PERSONNAGES M-Z

 

 

       

                                              

       JEAN VOIREUSE.

 Un autre employé accessoire travaillait en même temps que moi aux petites besognes du magasin vers 1913 : c'était Jean VOIREUSE, un peu " figurant " pendant la soirée dans les petits théâtres et l'après-midi livreur chez Puta. Il se contentait lui aussi de très minimes appointements. Mais il se débrouillait grâce au métro. Il allait presque aussi vite à pied qu'en métro, pour faire ses courses. Alors il mettait le prix du billet dans sa poche. Tout rabiot. Il sentait un peu des pieds, c'est vrai, et même beaucoup, mais il le savait et me demandait de l'avertir quand il n'y avait pas de clients au magasin pour qu'il puisse y pénétrer sans dommage et faire ses comptes en douce avec madame Puta.

  Une fois l'argent encaissé, on le renvoyait instantanément me rejoindre dans l'arrière-boutique. Ses pieds lui servirent encore beaucoup pendant la guerre. Il passait pour l'agent de liaison le plus rapide de son régiment. En convalescence il vint me voir au fort de Bicêtre et c'est même à l'occasion de cette visite que nous décidâmes d'aller ensemble taper notre ancien patron. Qui fut dit, fut fait. Au moment où nous arrivions boulevard de la Madeleine, on finissait l'étalage...
- Tiens ! Ah ! vous voilà vous autres ! s'étonna un peu de nous voir M. Puta. Je suis bien content quand même ! Entrez ! Vous, VOIREUSE, vous avez bonne mine ! Ça va bien ! Mais vous, Bardamu, vous avez l'air malade, mon garçon ! Enfin vous êtes jeune ! Ça reviendra ! Vous en avez de la veine, malgré tout, vous autres
! on peut dire ce que l'on voudra, vous vivez des heures magnifiques, hein ? là-haut ? Et en l'air ! C'est de l'Histoire ça mes amis, ou je m'y connais pas ! Et quelle Histoire !

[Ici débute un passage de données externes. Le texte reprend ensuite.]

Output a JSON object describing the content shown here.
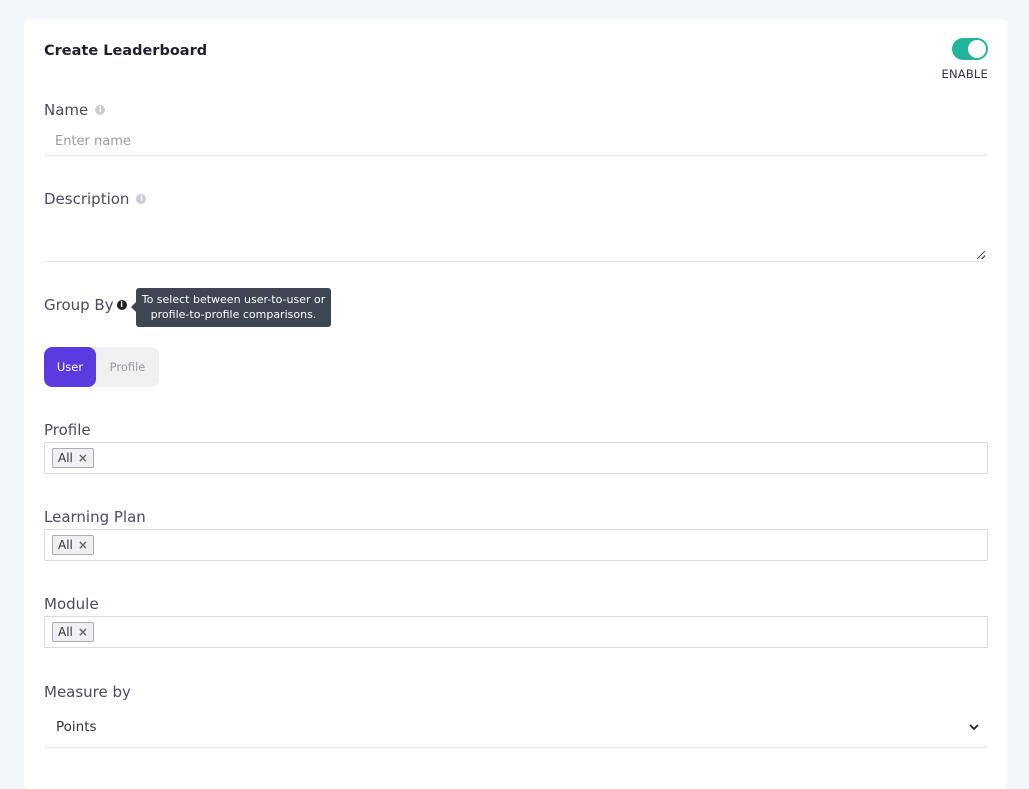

  On ne répondait rien à M. Puta, on le laissait dire tout ce qu'il voulait avant de le taper... alors il continuait :
- Ah ! c'est dur, j'en conviens, les tranchées !... C'est vrai ! Mais c'est joliment dur ici aussi, vous savez !... Vous avez été blessés, hein vous autres ? Moi, je suis éreinté ! J'en ai fait du service de nuit en ville depuis deux ans ! Vous vous rendez compte ? Pensez donc ! Absolument éreinté ! Crevé ! Ah ! les rues de Paris pendant la nuit ! Sans lumière, mes petits amis... Y conduire une auto et souvent avec le ministre dedans ! Et en vitesse encore ! C'est se tuer dix fois par nuit !...
- Et les chiens ? demanda VOIREUSE pour être poli. Qu'en a-t-on fait ? Va-t-on encore les promener aux Tuileries ?
- Je les ai fait abattre ! Ils me faisaient du tort ! Ça ne faisait pas bien au magasin !... Des bergers allemands !

- C'est malheureux ! regretta sa femme. Mais les nouveaux chiens qu'on a maintenant sont bien gentils, c'est des écossais... Ils sentent un peu... Tandis que nos bergers allemands, vous vous souvenez VOIREUSE ?... Ils ne sentaient jamais pour ainsi dire. On pouvait les garder dans le magasin enfermés, même après la pluie...
- Ah ! oui, ajouta M. Puta. C'est pas comme ce sacré VOIREUSE, avec ses pieds ! Est-ce qu'ils sentent toujours vos pieds, Jean ? Sacré VOIREUSE va !
    A ce moment des clients entrèrent.
- Je ne vous retiens plus, mes amis, nous fit M. Puta soucieux d'éliminer Jean au plus tôt du magasin. Et bonne santé surtout ! Je ne vous demande pas d'où vous venez ! Eh non ! Défense Nationale, avant tout, c'est mon avis !

  A ces mots de Défense Nationale, il se fit tout à fait sérieux, Puta, comme lorsqu'il rendait la monnaie... Ainsi on nous congédiait. Madame Puta nous remit vingt francs à chacun en partant. Le magasin astiqué et luisant comme un yacht, on n'osait plus le retraverser à cause de nos chaussures qui sur le fin tapis paraissaient monstreuses.
- Ah ! regarde-les donc, Roger, tous les deux ! Comme ils sont drôles !... Ils n'ont plus l'habitude ! On dirait qu'ils ont marché dans quelque chose ! s'exclamait madame Puta.
- Ça leur reviendra ! fit M. Puta, cordial et bonhomme, et bien content d'être débarrassé aussi promptement à si peu de frais.
  (Voyage au bout de la nuit, Livre de poche, 1952, p. 105).